Sales of high-end real estate, particularly in the resale market, remained unchanged between the second and third quarters, suggesting that sellers in the luxury sector are not as flexible in negotiating prices and not having the same urgency in selling quickly. The number of condominium and cooperative sales in the sector declined 47 percent for the quarter compared to the same period last year.

One category of the market that experienced a relative boost was redevelopment. New Manhattan apartment sales accounted for 15.6 percent of total sales that quarter, and average prices rose 18 percent to $ 2,886,098 from $ 2,449,020 in the third quarter last year.

However, these prices do not reflect the overall market as prices for larger properties tend to skew the numbers of all new developments sold. For example, 16 units closed this quarter at 220 Central Park South, Robert A.M. Stern's luxury condominium complex, including one for $ 99.9 million, and all of those sales were signed before the pandemic.

September was by far the most active month since the real estate market recovered. Shaun Osher, the founder and CEO of CORE Real Estate, said two factors had caused this shift: the end of summer and the start of the school year. As people returned to the city, the number of personal screenings skyrocketed. "If I had to guess, the number of screenings is ten times higher than in August," said Osher.

However, the increased interest has not yet affected sales.
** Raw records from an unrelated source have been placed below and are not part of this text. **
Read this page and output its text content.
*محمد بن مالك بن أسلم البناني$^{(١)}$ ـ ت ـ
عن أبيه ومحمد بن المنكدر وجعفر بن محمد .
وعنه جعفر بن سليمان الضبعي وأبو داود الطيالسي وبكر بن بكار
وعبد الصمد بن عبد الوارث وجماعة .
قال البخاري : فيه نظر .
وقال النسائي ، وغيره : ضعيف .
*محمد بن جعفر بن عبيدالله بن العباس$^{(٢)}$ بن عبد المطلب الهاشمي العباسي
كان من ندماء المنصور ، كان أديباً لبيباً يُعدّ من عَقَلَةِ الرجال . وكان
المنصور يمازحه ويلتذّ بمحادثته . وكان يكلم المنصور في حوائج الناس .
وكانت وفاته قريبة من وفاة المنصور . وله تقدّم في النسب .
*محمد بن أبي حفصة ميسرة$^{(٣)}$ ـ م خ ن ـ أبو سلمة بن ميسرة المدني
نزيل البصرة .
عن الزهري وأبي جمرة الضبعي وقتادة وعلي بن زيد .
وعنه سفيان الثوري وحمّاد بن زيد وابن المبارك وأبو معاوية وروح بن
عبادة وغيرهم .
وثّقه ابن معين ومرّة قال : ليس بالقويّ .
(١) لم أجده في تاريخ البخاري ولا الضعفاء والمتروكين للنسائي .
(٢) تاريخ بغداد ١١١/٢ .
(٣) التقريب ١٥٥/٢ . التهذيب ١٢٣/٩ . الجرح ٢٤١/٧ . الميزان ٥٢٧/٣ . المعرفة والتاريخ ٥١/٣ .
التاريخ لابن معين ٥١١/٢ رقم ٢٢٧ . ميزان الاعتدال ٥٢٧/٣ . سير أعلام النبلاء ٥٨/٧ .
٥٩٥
In September, the number of newly signed cooperative agreements in Manhattan was still 33 percent year-over-year, and condominium sales were down 51 percent, according to the Elliman report.

Brooklyn is a different story as the number of new contracts signed in September slightly exceeded 2019 levels there. "In no way, shape or form do we see the strength that previous markets have shown," said Frederick Warburg Peters, General Manager of Warburg Realty. "But the city is showing signs of recovery and I am cautiously optimistic that next spring will show robust numbers."

Sales in the suburbs are also on a plateau, indicating that urban exodus may be easing. For example, the number of new single-family home and condominium contracts on Long Island was above 2019 levels, but the revenue surge appears to have increased in mid-July and has declined sharply since then.